Under federal law, unaccompanied alien children are sent into the custody of the Office of Refugee Resettlement (ORR), which is part of the Department of Health and Human Services. The ORR is responsible for identifying and screening the nearest relative or family friend living in the US to whom the child can be released. In the meantime, the children are held in facilities like the one some journalists were allowed to tour on Wednesday — a converted Walmart that houses over 1,000 immigrant boys.

Once the parents are charged and convicted, they’re returned to immigration detention. In theory, they can then be reunited with their children. But reports indicate that immigrants are going weeks or months without even knowing where their children are. Even parents who want to give up their asylum claims and just return to their home countries with their children are finding it impossible to locate them.

Where will the fight over separating families at the border go from here?

The Trump administration isn’t showing any willingness to stop prosecuting parents for illegal entry, or separating their children accordingly. And a class-action lawsuit filed by the ACLU, which won an early victory last week, wouldn’t stop families from being separated when the parents are prosecuted — it would just prevent the Trump administration from separating families in immigration detention, and would force the government to reunite parents with their children once they’ve been convicted of illegal entry and returned to the custody of immigration agents.

The public response to family separations might be reminiscent of the first travel ban, but it was much easier to challenge the legality of the travel ban.
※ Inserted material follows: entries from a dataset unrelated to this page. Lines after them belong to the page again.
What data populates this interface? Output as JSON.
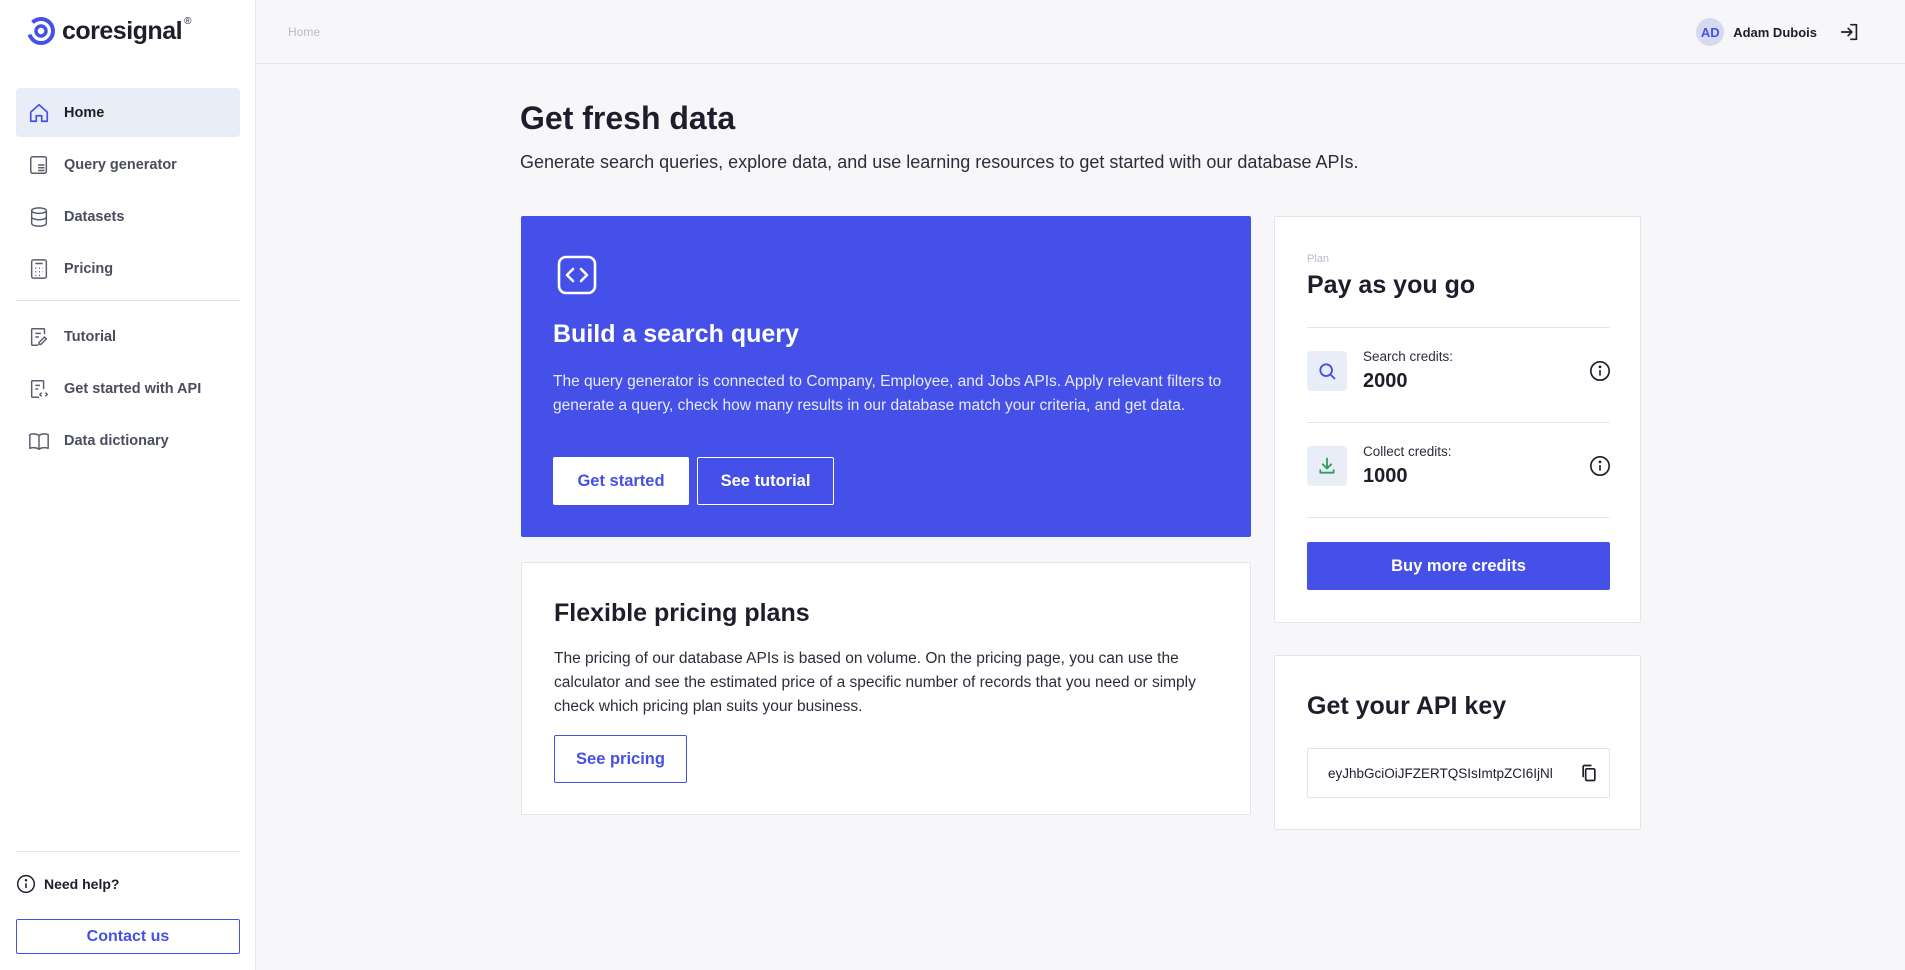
{
  "brand": {
    "name": "coresignal",
    "reg_mark": "®",
    "accent": "#4450e8"
  },
  "sidebar": {
    "items": [
      {
        "label": "Home",
        "icon": "home-icon",
        "active": true
      },
      {
        "label": "Query generator",
        "icon": "query-generator-icon"
      },
      {
        "label": "Datasets",
        "icon": "database-icon"
      },
      {
        "label": "Pricing",
        "icon": "calculator-icon"
      },
      {
        "label": "Tutorial",
        "icon": "tutorial-icon"
      },
      {
        "label": "Get started with API",
        "icon": "api-doc-icon"
      },
      {
        "label": "Data dictionary",
        "icon": "book-icon"
      }
    ],
    "help_label": "Need help?",
    "contact_label": "Contact us"
  },
  "header": {
    "breadcrumb": "Home",
    "user": {
      "initials": "AD",
      "name": "Adam Dubois"
    }
  },
  "main": {
    "title": "Get fresh data",
    "subtitle": "Generate search queries, explore data, and use learning resources to get started with our database APIs.",
    "query_card": {
      "title": "Build a search query",
      "text": "The query generator is connected to Company, Employee, and Jobs APIs. Apply relevant filters to generate a query, check how many results in our database match your criteria, and get data.",
      "primary_label": "Get started",
      "secondary_label": "See tutorial"
    },
    "pricing_card": {
      "title": "Flexible pricing plans",
      "text": "The pricing of our database APIs is based on volume. On the pricing page, you can use the calculator and see the estimated price of a specific number of records that you need or simply check which pricing plan suits your business.",
      "button_label": "See pricing"
    },
    "plan_card": {
      "label": "Plan",
      "name": "Pay as you go",
      "search_label": "Search credits:",
      "search_value": "2000",
      "collect_label": "Collect credits:",
      "collect_value": "1000",
      "buy_label": "Buy more credits"
    },
    "api_card": {
      "title": "Get your API key",
      "key": "eyJhbGciOiJFZERTQSIsImtpZCI6IjNl"
    }
  }
}
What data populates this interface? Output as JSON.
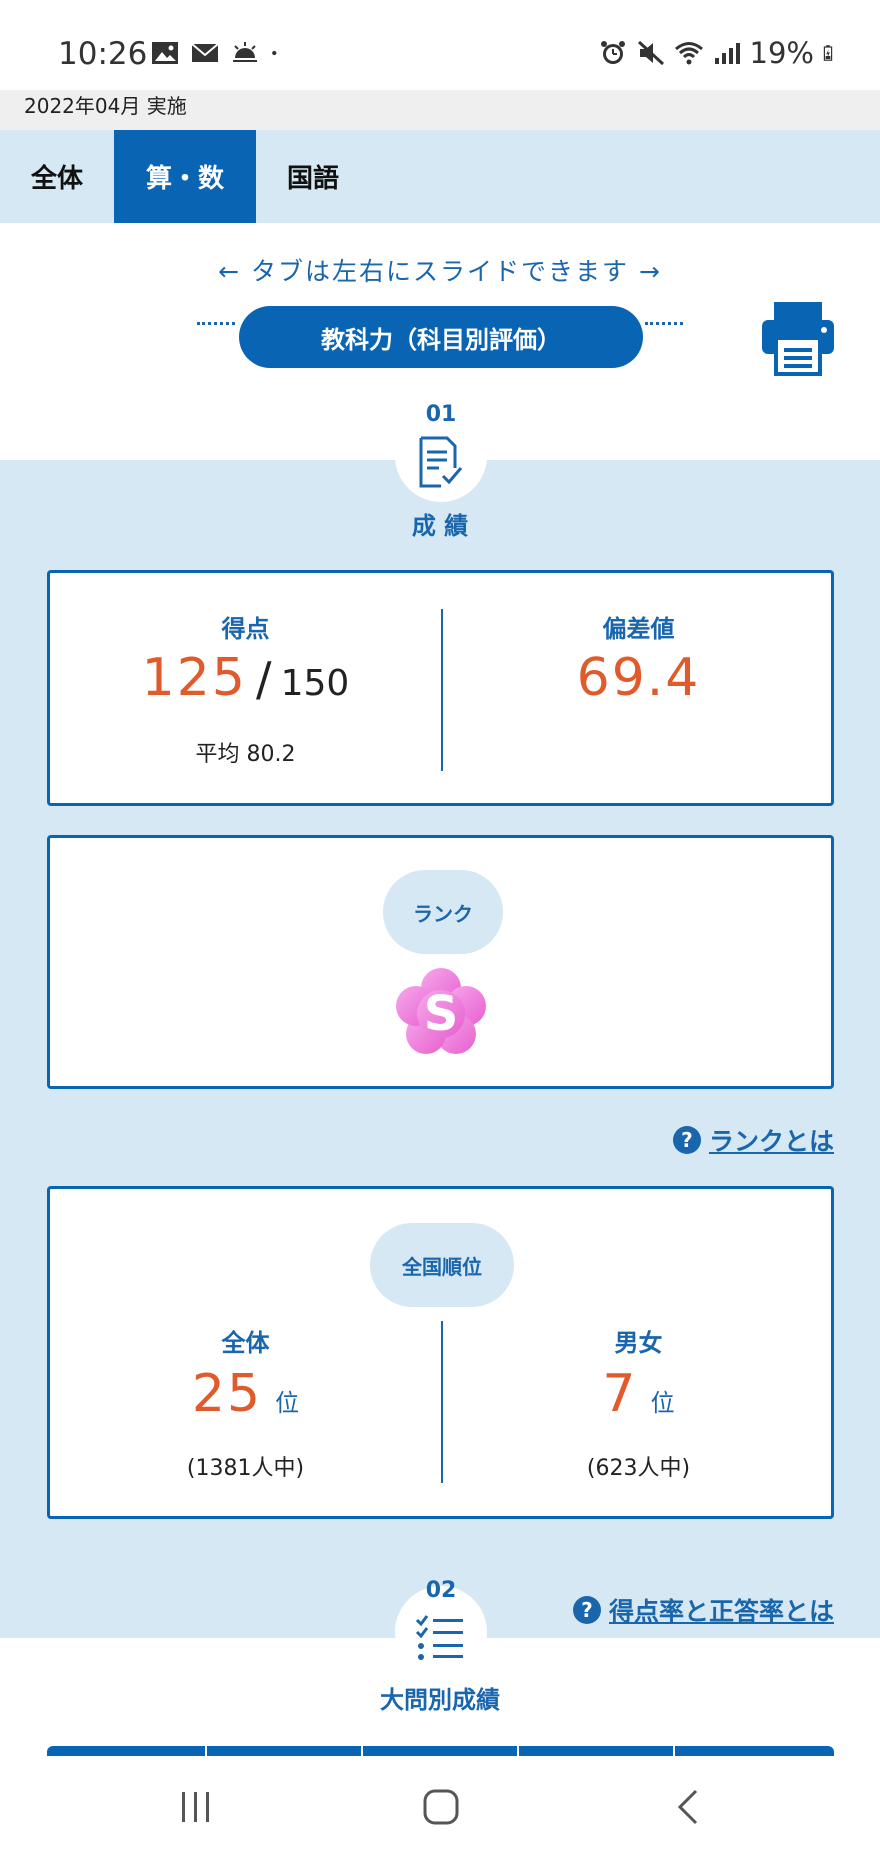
{
  "status_bar": {
    "time": "10:26",
    "battery": "19%",
    "left_icons": [
      "gallery-icon",
      "mail-icon",
      "weather-icon",
      "dot-icon"
    ],
    "right_icons": [
      "alarm-icon",
      "mute-icon",
      "wifi-icon",
      "signal-icon",
      "battery-icon"
    ]
  },
  "header": {
    "date": "2022年04月 実施"
  },
  "tabs": [
    {
      "label": "全体"
    },
    {
      "label": "算・数"
    },
    {
      "label": "国語"
    }
  ],
  "active_tab": "算・数",
  "slide_hint": {
    "left_arrow": "←",
    "text": "タブは左右にスライドできます",
    "right_arrow": "→"
  },
  "section_title": "教科力（科目別評価）",
  "sections": [
    {
      "number": "01",
      "label": "成 績"
    },
    {
      "number": "02",
      "label": "大問別成績"
    }
  ],
  "score": {
    "label": "得点",
    "value": "125",
    "slash": "/",
    "max": "150",
    "average_text": "平均 80.2"
  },
  "deviation": {
    "label": "偏差値",
    "value": "69.4"
  },
  "rank": {
    "label": "ランク",
    "value": "S"
  },
  "links": {
    "rank_help": "ランクとは",
    "score_rate_help": "得点率と正答率とは",
    "qmark": "?"
  },
  "national_rank": {
    "label": "全国順位",
    "overall": {
      "label": "全体",
      "value": "25",
      "unit": "位",
      "total": "(1381人中)"
    },
    "gender": {
      "label": "男女",
      "value": "7",
      "unit": "位",
      "total": "(623人中)"
    }
  },
  "colors": {
    "primary": "#0a64b4",
    "light_blue": "#d6e8f4",
    "accent_orange": "#e05a2c",
    "rank_pink": "#ee7fd8"
  }
}
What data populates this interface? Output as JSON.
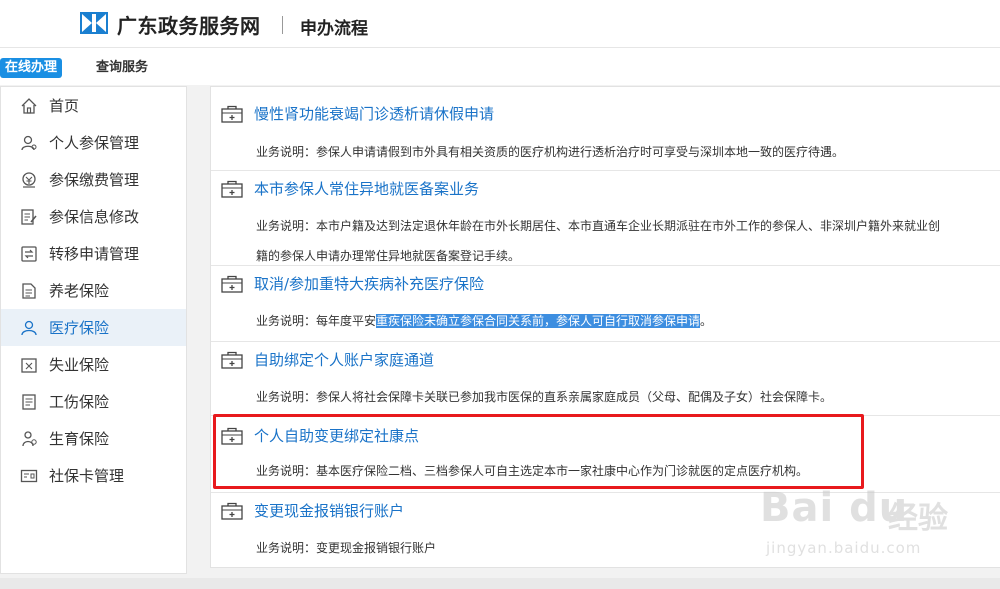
{
  "header": {
    "site_name": "广东政务服务网",
    "page_title": "申办流程"
  },
  "tabs": [
    {
      "label": "在线办理",
      "active": true
    },
    {
      "label": "查询服务",
      "active": false
    }
  ],
  "sidebar": {
    "items": [
      {
        "label": "首页",
        "icon": "home-icon"
      },
      {
        "label": "个人参保管理",
        "icon": "person-icon"
      },
      {
        "label": "参保缴费管理",
        "icon": "payment-icon"
      },
      {
        "label": "参保信息修改",
        "icon": "edit-doc-icon"
      },
      {
        "label": "转移申请管理",
        "icon": "transfer-icon"
      },
      {
        "label": "养老保险",
        "icon": "document-icon"
      },
      {
        "label": "医疗保险",
        "icon": "person-icon",
        "active": true
      },
      {
        "label": "失业保险",
        "icon": "unemployment-icon"
      },
      {
        "label": "工伤保险",
        "icon": "document-icon"
      },
      {
        "label": "生育保险",
        "icon": "person-icon"
      },
      {
        "label": "社保卡管理",
        "icon": "card-icon"
      }
    ]
  },
  "services": [
    {
      "title": "慢性肾功能衰竭门诊透析请休假申请",
      "desc": "业务说明：参保人申请请假到市外具有相关资质的医疗机构进行透析治疗时可享受与深圳本地一致的医疗待遇。"
    },
    {
      "title": "本市参保人常住异地就医备案业务",
      "desc": "业务说明：本市户籍及达到法定退休年龄在市外长期居住、本市直通车企业长期派驻在市外工作的参保人、非深圳户籍外来就业创",
      "desc2": "籍的参保人申请办理常住异地就医备案登记手续。"
    },
    {
      "title": "取消/参加重特大疾病补充医疗保险",
      "desc_prefix": "业务说明：每年度平安",
      "desc_highlight": "重疾保险未确立参保合同关系前，参保人可自行取消参保申请",
      "desc_suffix": "。"
    },
    {
      "title": "自助绑定个人账户家庭通道",
      "desc": "业务说明：参保人将社会保障卡关联已参加我市医保的直系亲属家庭成员（父母、配偶及子女）社会保障卡。"
    },
    {
      "title": "个人自助变更绑定社康点",
      "desc": "业务说明：基本医疗保险二档、三档参保人可自主选定本市一家社康中心作为门诊就医的定点医疗机构。"
    },
    {
      "title": "变更现金报销银行账户",
      "desc": "业务说明：变更现金报销银行账户"
    }
  ],
  "watermark": {
    "logo": "Bai du",
    "text": "经验",
    "url": "jingyan.baidu.com"
  },
  "colors": {
    "accent": "#1a8fe3",
    "link": "#1a73c8",
    "highlight_box": "#e8191d"
  }
}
Separating children from their families seems inhumane, but it’s been part of immigration enforcement for a long time.

Democrats in Congress are pushing bills that would prevent border agents from being able to separate parents from children without a specific finding that the child was in danger. And some House Republicans claim that the broad immigration bill they plan to unveil in the coming days, and vote on next week, will prevent family separations — though how it will do so is unclear.

The Trump administration itself claims that it’s only separating families because it can’t detain them all together in immigration custody indefinitely. There are legal protections in place for immigrant children that prevent them from being treated as criminals; the Trump administration wants to undo those legal protections (which it calls “loopholes”) so that it can detain children along with their parents until it is able to deport them (or until they win their asylum cases, which can take months or years).

If the public is outraged about the construction of “tent cities” to house immigrant children, in other words, the administration is teeing itself up to look like the good guys: They are willing to keep families together as long as Congress passes a law to allow children, families, and other asylum seekers to be detained for as long as it takes until their cases are resolved.

Which is more humane? To take a child from her parent, keep her in a temporary “tent” for a few days or weeks, and then place her with a relative? Or to keep child and parent together, in detention, for months or years?

Most of the administration’s critics would probably answer that the only humane option is to release the whole family together and find another way to monitor their cases to make sure they show up for their court dates. But that is the one option the administration refuses to put back on the table.